Misalnya, pada kluster hak sipil dan kebebasan, mencakup hak anak memperoleh identitas. Pemenuhan hak tersebut dibebankan kepada dinas kependudukan dan catatan sipil. Saat ini, 98 persen anak di Banda Aceh telah memiliki kartu identitas anak (KIA). Sementara dinas pendidikan memastikan anak-anak mendapatkan pendidikan yang layak.
Pada kluster pemenuhan hak kesehatan menjadi tanggung jawab dinas kesehatan. Salah satu terobosan Dinas Kesehatan Banda Aceh adalah pengoperasian rumah gizi gampong dan puskesmas ramah anak. Sementara itu, dunia usaha juga mulai terlibat dalam pembangunan kota layak anak dengan menyediakan ruang bermain bagi anak.
Baca juga: Bayu Satria, Memperjuang Hak Anak Aceh
”Kota layak anak bukan berarti tidak ada kasus kekerasan. Namun, kesadaran warga untuk melapor tinggi dan kemampuan pemerintah menangani juga semakin baik,” kata Cut.
Ketua Dewan Perwakilan Rakyat Kota Banda Aceh Farid Nyak Umar menuturkan, kota layak anak merupakan pembangunan berkelanjutan yang dilakukan secara bertahap dan tidak boleh berhenti.
Tahun 2021, DPR Kota Banda Aceh melahirkan Qanun/Perda Nomor 2/2021 tentang Banda Aceh sebagai Kota Layak Anak.
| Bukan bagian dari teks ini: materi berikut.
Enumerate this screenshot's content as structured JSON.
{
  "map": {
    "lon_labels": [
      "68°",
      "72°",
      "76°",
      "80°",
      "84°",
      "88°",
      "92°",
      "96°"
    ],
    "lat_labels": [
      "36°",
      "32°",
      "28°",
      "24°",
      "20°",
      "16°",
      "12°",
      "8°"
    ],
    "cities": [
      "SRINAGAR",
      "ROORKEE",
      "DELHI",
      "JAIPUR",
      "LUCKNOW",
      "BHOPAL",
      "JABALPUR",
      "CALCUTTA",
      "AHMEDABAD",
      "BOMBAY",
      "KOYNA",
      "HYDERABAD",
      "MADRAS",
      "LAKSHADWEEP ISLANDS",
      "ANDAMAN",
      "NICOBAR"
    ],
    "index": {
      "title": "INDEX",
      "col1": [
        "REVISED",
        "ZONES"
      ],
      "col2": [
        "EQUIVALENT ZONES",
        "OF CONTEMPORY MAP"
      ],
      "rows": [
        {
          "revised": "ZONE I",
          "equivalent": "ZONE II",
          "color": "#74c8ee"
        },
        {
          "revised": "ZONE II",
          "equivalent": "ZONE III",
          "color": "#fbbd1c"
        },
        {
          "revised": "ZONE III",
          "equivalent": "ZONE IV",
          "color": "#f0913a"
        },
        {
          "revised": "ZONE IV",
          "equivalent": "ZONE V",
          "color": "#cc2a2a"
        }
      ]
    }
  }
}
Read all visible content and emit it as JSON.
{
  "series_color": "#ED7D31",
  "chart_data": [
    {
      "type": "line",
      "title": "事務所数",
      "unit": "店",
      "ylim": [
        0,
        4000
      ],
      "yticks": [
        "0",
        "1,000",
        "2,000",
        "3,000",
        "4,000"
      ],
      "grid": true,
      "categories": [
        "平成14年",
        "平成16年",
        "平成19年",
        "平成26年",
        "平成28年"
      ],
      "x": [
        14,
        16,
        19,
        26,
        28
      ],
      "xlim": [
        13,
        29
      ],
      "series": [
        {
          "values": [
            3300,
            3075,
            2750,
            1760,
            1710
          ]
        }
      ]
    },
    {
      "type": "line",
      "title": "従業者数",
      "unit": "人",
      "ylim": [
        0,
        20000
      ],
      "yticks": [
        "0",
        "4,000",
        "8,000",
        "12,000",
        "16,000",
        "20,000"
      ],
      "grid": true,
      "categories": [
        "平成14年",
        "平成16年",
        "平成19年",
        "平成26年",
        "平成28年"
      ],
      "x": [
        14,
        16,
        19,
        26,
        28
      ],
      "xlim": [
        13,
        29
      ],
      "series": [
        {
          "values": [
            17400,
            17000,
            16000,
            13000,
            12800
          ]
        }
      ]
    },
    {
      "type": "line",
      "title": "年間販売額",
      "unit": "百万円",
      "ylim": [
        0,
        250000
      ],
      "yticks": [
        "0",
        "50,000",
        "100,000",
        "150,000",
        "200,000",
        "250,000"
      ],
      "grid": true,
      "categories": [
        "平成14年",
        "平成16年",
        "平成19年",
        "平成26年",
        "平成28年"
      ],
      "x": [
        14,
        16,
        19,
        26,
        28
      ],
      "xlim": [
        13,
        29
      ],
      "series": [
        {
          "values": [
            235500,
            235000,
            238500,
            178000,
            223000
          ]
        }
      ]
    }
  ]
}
Dalam musyawarah pembangunan tingkat desa dan kota mulai dilibatkan perwakilan anak.
”Kami juga mengawasi kerja eksekutif untuk memastikan layanan publik di semua sektor harus memenuhi indikator ramah terhadap anak,” ujar Farid.
Meski telah menjadi KLA kategori nindya, berbagai persoalan masih menimpa anak-anak, seperti perundungan, pelecehan seksual, dan eksploitasi ekonomi. Sejak Januari-Juli 2023 terjadi 37 kasus kekerasan terhadap anak di Banda Aceh.
Direktur Flower Aceh Riswati mengatakan, anugerah KLA kategori nindya harus diapresiasi. Namun, di sisi lain tugas pemerintah semakin besar karena harus mempertahankan dan berjuang untuk meraih level KLA yang lebih tinggi.
Riswati mengatakan, di Banda Aceh kasus kekerasan terhadap anak masih terjadi karena pencegahan masih lemah. Dia berharap upaya pencegahan diperkuat dengan cara sosialisasi dan penegakan hukum yang tegas.